Includes: Bev’s Summer Berry Trifle recipe
I just spent a fun-but-hot summer weekend in D.C., punctuated by Smithsonian gallavanting, visits with friends old and new and family, and, of course, good eats.
In between museums Saturday we took advantage of the Smithsonian Folklife Festival to lunch on ethnic goodies. I had a fresh but forgettable Pad Thai, but a memorable mango with sticky rice made up for it.
Mango and sticky rice is my mom’s all-time favorite dessert. (I love it, too, but still have to place brownies as my #1.) It must be kind of hard to screw up, because I’ve never really had a bad one.
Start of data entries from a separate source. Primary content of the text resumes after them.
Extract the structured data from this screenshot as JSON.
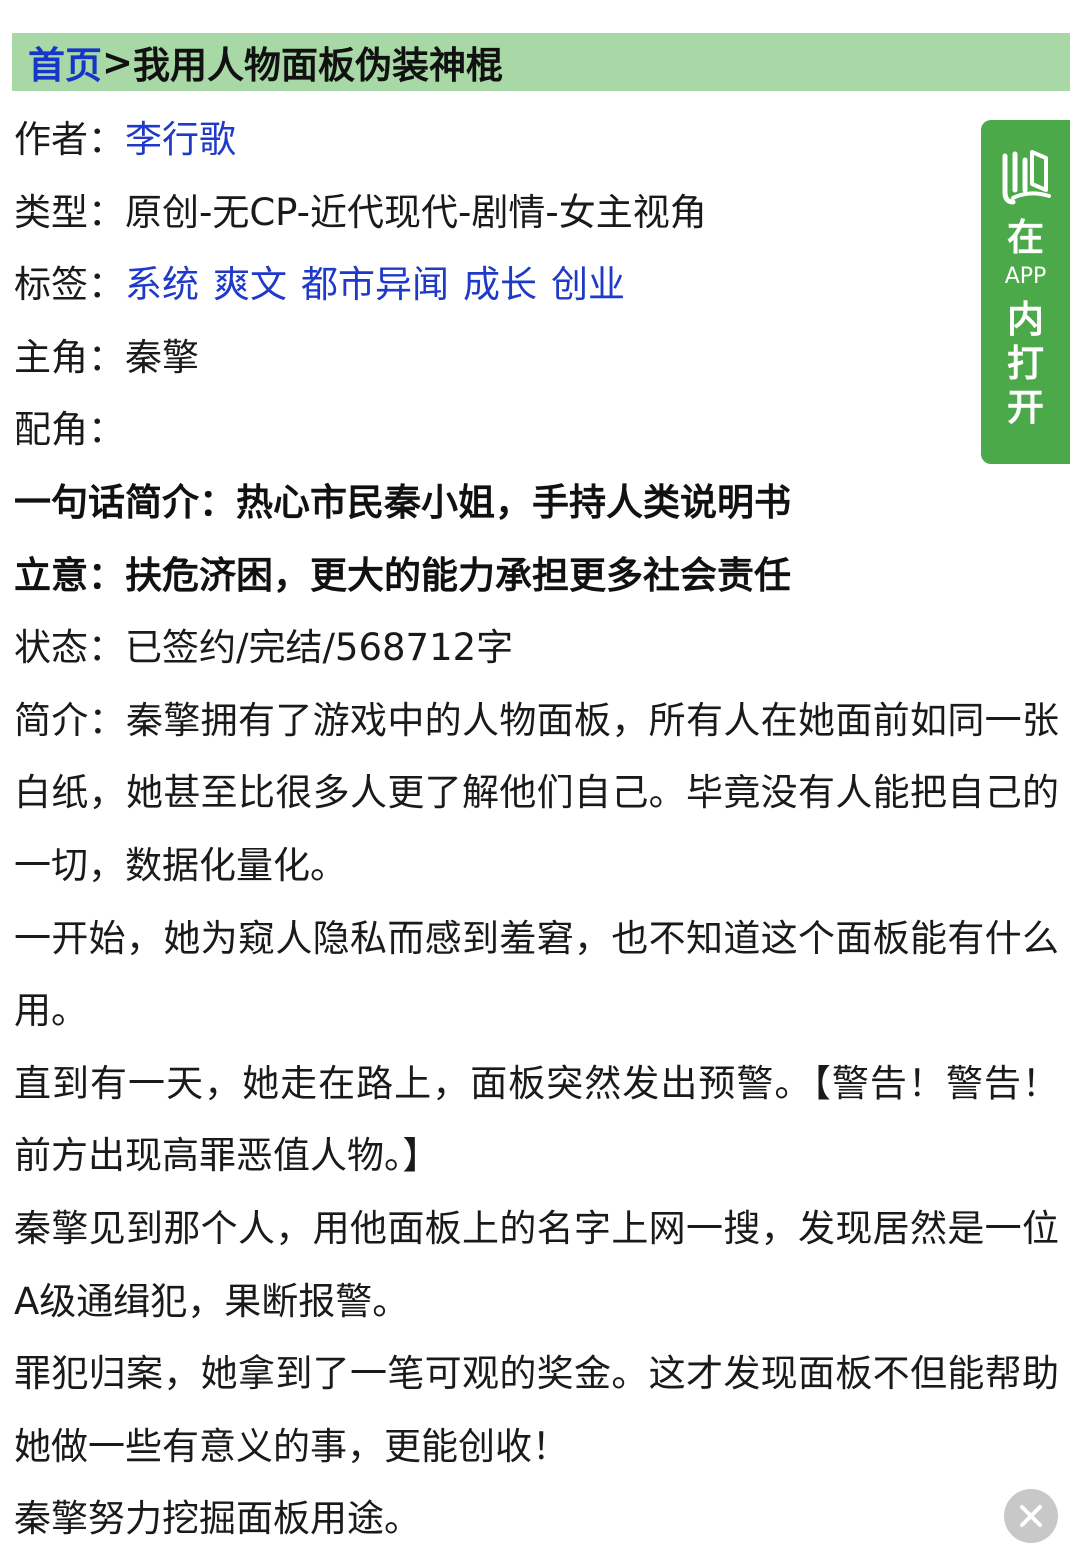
{
  "breadcrumb": {
    "home": "首页",
    "separator": ">",
    "title": "我用人物面板伪装神棍"
  },
  "info": {
    "author_label": "作者：",
    "author": "李行歌",
    "type_label": "类型：",
    "type": "原创-无CP-近代现代-剧情-女主视角",
    "tags_label": "标签：",
    "tags": [
      "系统",
      "爽文",
      "都市异闻",
      "成长",
      "创业"
    ],
    "protagonist_label": "主角：",
    "protagonist": "秦擎",
    "supporting_label": "配角：",
    "supporting": "",
    "oneliner": "一句话简介：热心市民秦小姐，手持人类说明书",
    "theme": "立意：扶危济困，更大的能力承担更多社会责任",
    "status_label": "状态：",
    "status": "已签约/完结/568712字"
  },
  "synopsis": {
    "label": "简介：",
    "paragraphs": [
      "秦擎拥有了游戏中的人物面板，所有人在她面前如同一张白纸，她甚至比很多人更了解他们自己。毕竟没有人能把自己的一切，数据化量化。",
      "一开始，她为窥人隐私而感到羞窘，也不知道这个面板能有什么用。",
      "直到有一天，她走在路上，面板突然发出预警。【警告！警告！前方出现高罪恶值人物。】",
      "秦擎见到那个人，用他面板上的名字上网一搜，发现居然是一位A级通缉犯，果断报警。",
      "罪犯归案，她拿到了一笔可观的奖金。这才发现面板不但能帮助她做一些有意义的事，更能创收！",
      "秦擎努力挖掘面板用途。"
    ]
  },
  "app_button": {
    "char1": "在",
    "small": "APP",
    "char2": "内",
    "char3": "打",
    "char4": "开",
    "logo_icon": "jjwxc-book-logo-icon",
    "color": "#4ba94a"
  },
  "close_button": {
    "icon": "close-icon"
  },
  "colors": {
    "breadcrumb_bg": "#a8d8a6",
    "link": "#1f3ac8"
  }
}
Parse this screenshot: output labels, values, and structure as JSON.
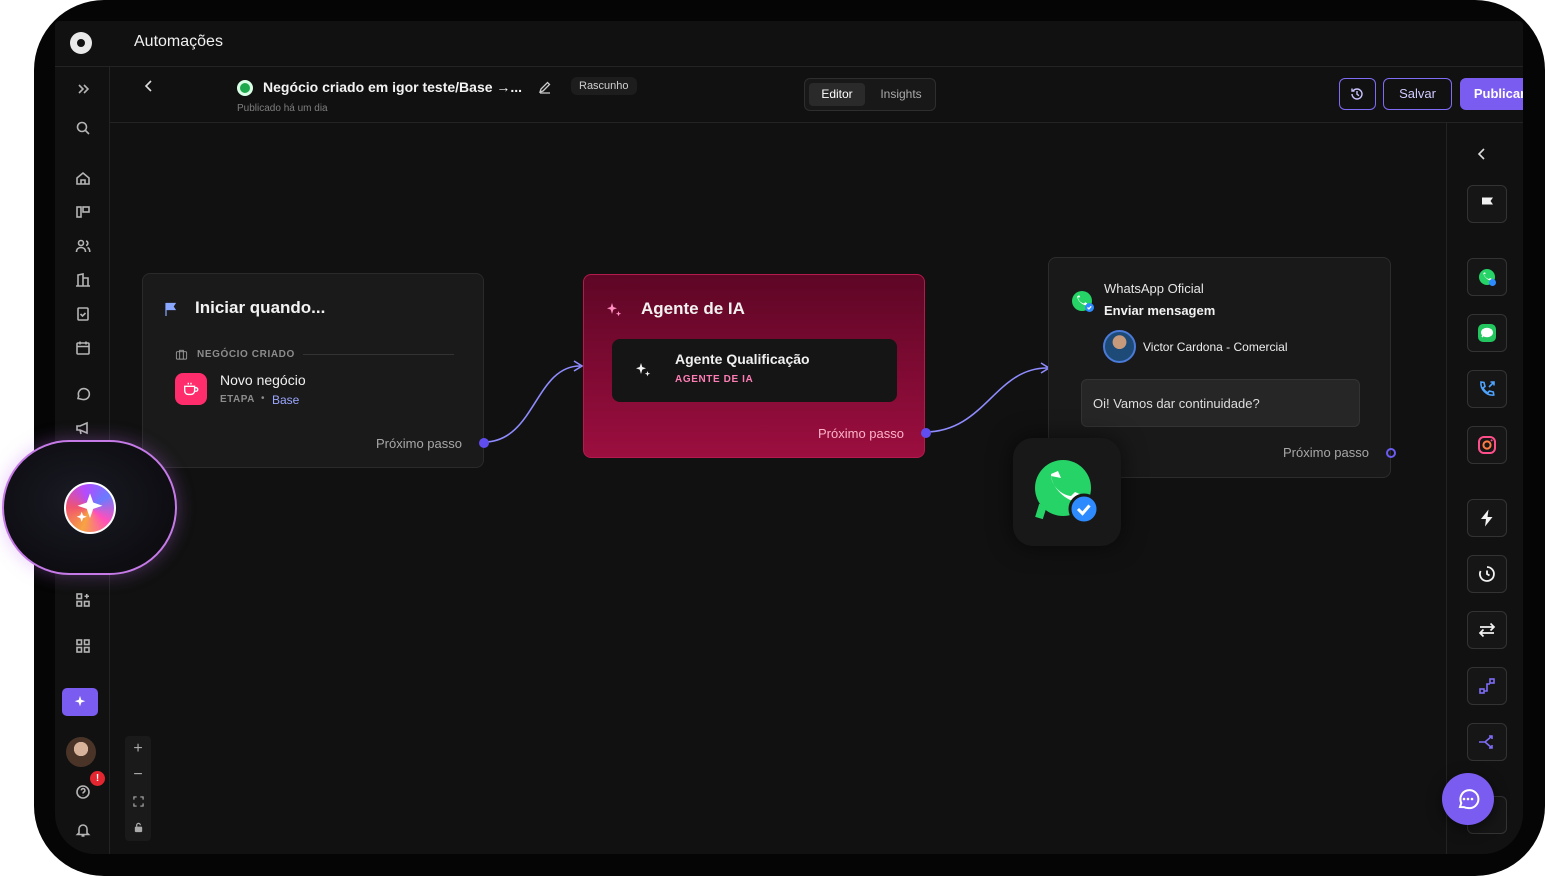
{
  "app": {
    "title": "Automações"
  },
  "header": {
    "flow_name": "Negócio criado em igor teste/Base →...",
    "flow_subtitle": "Publicado há um dia",
    "status_chip": "Rascunho",
    "tabs": [
      {
        "label": "Editor",
        "active": true
      },
      {
        "label": "Insights",
        "active": false
      }
    ],
    "save_label": "Salvar",
    "publish_label": "Publicar"
  },
  "sidebar": {
    "icons": [
      "expand-icon",
      "search-icon",
      "home-icon",
      "pipeline-icon",
      "contacts-icon",
      "company-icon",
      "tasks-icon",
      "calendar-icon",
      "chat-icon",
      "megaphone-icon",
      "apps-add-icon",
      "grid-icon",
      "ai-sparkle-icon",
      "avatar",
      "help-icon",
      "bell-icon"
    ],
    "notification_count": "!"
  },
  "nodes": {
    "trigger": {
      "title": "Iniciar quando...",
      "section_label": "NEGÓCIO CRIADO",
      "item_title": "Novo negócio",
      "item_stage_label": "ETAPA",
      "item_stage_sep": "•",
      "item_stage_value": "Base",
      "next_step": "Próximo passo"
    },
    "ai_agent": {
      "title": "Agente de IA",
      "agent_name": "Agente Qualificação",
      "agent_type": "AGENTE DE IA",
      "next_step": "Próximo passo"
    },
    "whatsapp": {
      "channel": "WhatsApp Oficial",
      "action": "Enviar mensagem",
      "sender": "Victor Cardona - Comercial",
      "message": "Oi! Vamos dar continuidade?",
      "next_step": "Próximo passo"
    }
  },
  "right_panel": {
    "tiles": [
      "flag-icon",
      "whatsapp-icon",
      "imessage-icon",
      "phone-icon",
      "instagram-icon",
      "lightning-icon",
      "timer-icon",
      "swap-icon",
      "route-icon",
      "split-icon"
    ]
  },
  "zoom_controls": {
    "zoom_in": "+",
    "zoom_out": "−"
  },
  "colors": {
    "accent": "#7b5cf0",
    "ai_node": "#9c0e3f",
    "whatsapp": "#25d366",
    "success": "#1ea84d"
  }
}
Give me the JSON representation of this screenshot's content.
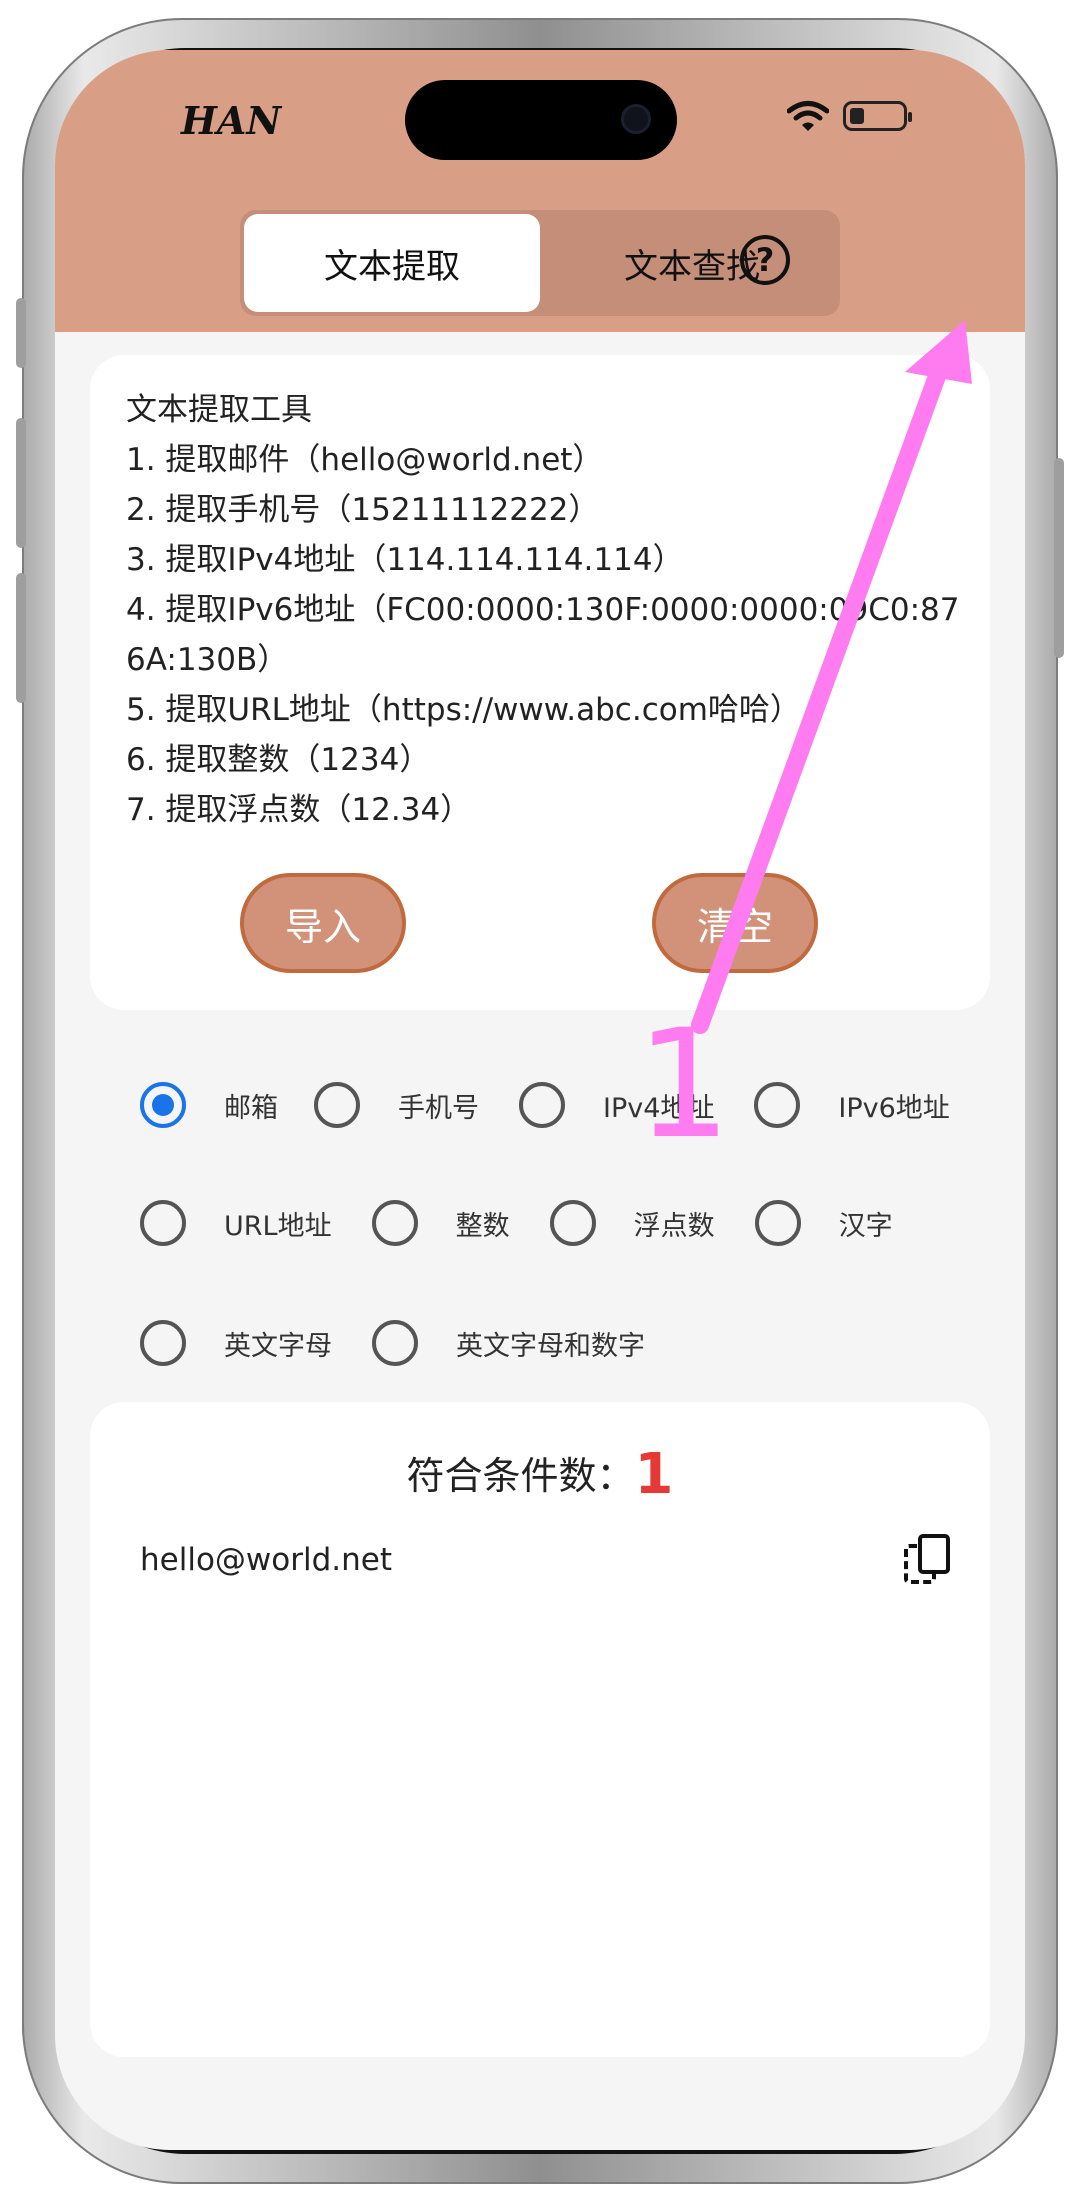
{
  "brand": "HAN",
  "tabs": [
    {
      "label": "文本提取",
      "active": true
    },
    {
      "label": "文本查找",
      "active": false
    }
  ],
  "help_icon": "question-circle-icon",
  "info_lines": [
    "文本提取工具",
    "1. 提取邮件（hello@world.net）",
    "2. 提取手机号（15211112222）",
    "3. 提取IPv4地址（114.114.114.114）",
    "4. 提取IPv6地址（FC00:0000:130F:0000:0000:09C0:876A:130B）",
    "5. 提取URL地址（https://www.abc.com哈哈）",
    "6. 提取整数（1234）",
    "7. 提取浮点数（12.34）"
  ],
  "buttons": {
    "import": "导入",
    "clear": "清空"
  },
  "options": [
    {
      "label": "邮箱",
      "checked": true
    },
    {
      "label": "手机号",
      "checked": false
    },
    {
      "label": "IPv4地址",
      "checked": false
    },
    {
      "label": "IPv6地址",
      "checked": false
    },
    {
      "label": "URL地址",
      "checked": false
    },
    {
      "label": "整数",
      "checked": false
    },
    {
      "label": "浮点数",
      "checked": false
    },
    {
      "label": "汉字",
      "checked": false
    },
    {
      "label": "英文字母",
      "checked": false
    },
    {
      "label": "英文字母和数字",
      "checked": false
    }
  ],
  "result": {
    "count_label": "符合条件数：",
    "count": "1",
    "items": [
      "hello@world.net"
    ]
  },
  "annotation": {
    "number": "1",
    "color": "#ff7cf0"
  },
  "colors": {
    "header": "#d89e86",
    "button": "#d2927a",
    "radio_checked": "#1a73e8",
    "count": "#e53935"
  }
}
If you haven’t tried it before, don’t be put off by the description, because it tastes 100 times better than it sounds.
A small mound of translucent and almost shiny, glutinous Asian rice — sticky by nature, but also due to the addition of coconut milk and sugar — with slices of ripe mango served alongside.
The rice is rich and sweet and hard to resist on its own. But paired with the equally sweet and velvety-slick mango — what a taste and texture sensation!
And that’s it. I’ve never seen extra garnishes, flavor twists or other attempts to “chef up” (as Lewis likes to say) mango and sticky rice. Looks plain and simple, but tastes heavenly. Even when served in a styrofoam takeout container with plastic forks in 93-degree weather …
Dinner than night was courtesy of General Phil and his trusty aid Tech Sergeant Bev, whose food skills I’ve mentioned here before. (See the “mini treats” portion of this post.)
Grilled steaks for the others and salmon for me, topped with Bev’s chimichurri sauce. Phil also roasted asparagus, and we filled out the al fresco dinner with a delicious pasta salad (also courtesy of Bev) and really yummy Italian and French wines.
But the piece de resistance was Bev’s summer berry trifle.
That’s what I’m dubbing it, anyway — I’m not sure what she calls it.
For the life of me I couldn’t figure out the creamy part, as it was slightly more dense and more complex-tasting than plain ol’ whipped cream (which I’m not knocking, of course).
Bev was happy to share the recipe and delighted at my rhapsodizing about the dessert, telling her about eating it two nights in a row and being so taken with it that I completely forgot to take a photograph! (Sorry.)
I wish I had a Bev fairy to come into my imaginary professional kitchen and leave behind goodies for my guests and me to enjoy later … ahhhh.
But in the meantime, I’m going to make this perfect summer dessert myself, very soon.
Bev’s Summer Berry Trifle
Makes a large quantity
- large pound cake
- large tub of whipped topping, or the equivalent of fresh whipped cream
- lots of mixed berries (she used 2 containers of blueberries, 1 of raspberries, 2 of blackberries and 1 large container of strawberries, sliced)
- 8 oz. of jarred or homemade lemon curd*
- 4 oz. of your favorite jam (she used strawberry-rhubarb)
Heat half the jam in a microwave-proof bowl for 30 seconds, until it’s liquidy. (If it’s not, add a little water.)
Next, slice pound cake into quarter-inch slices. Smother with heated jam and let sit while you prepare the rest. This helps the pound cake soak up the goodness, says Bev.
Toss berries together in a bowl. Whisk lemon curd in a separate bowl — this helps break it up and prepares it to meld better with the whipped topping/cream. Then use a rubber spatula (not a whisk) to mix together the curd and whipped topping/cream.
Finally, assemble the dessert. Pound cake first, followed by berries, then whipped topping/cream. Repeat, ending with a pile of berries on top.
*Terry’s note on lemon curd: I’ll be buying it. I looked up recipes and although they don’t sound hard, they do seem like a pain in the ass.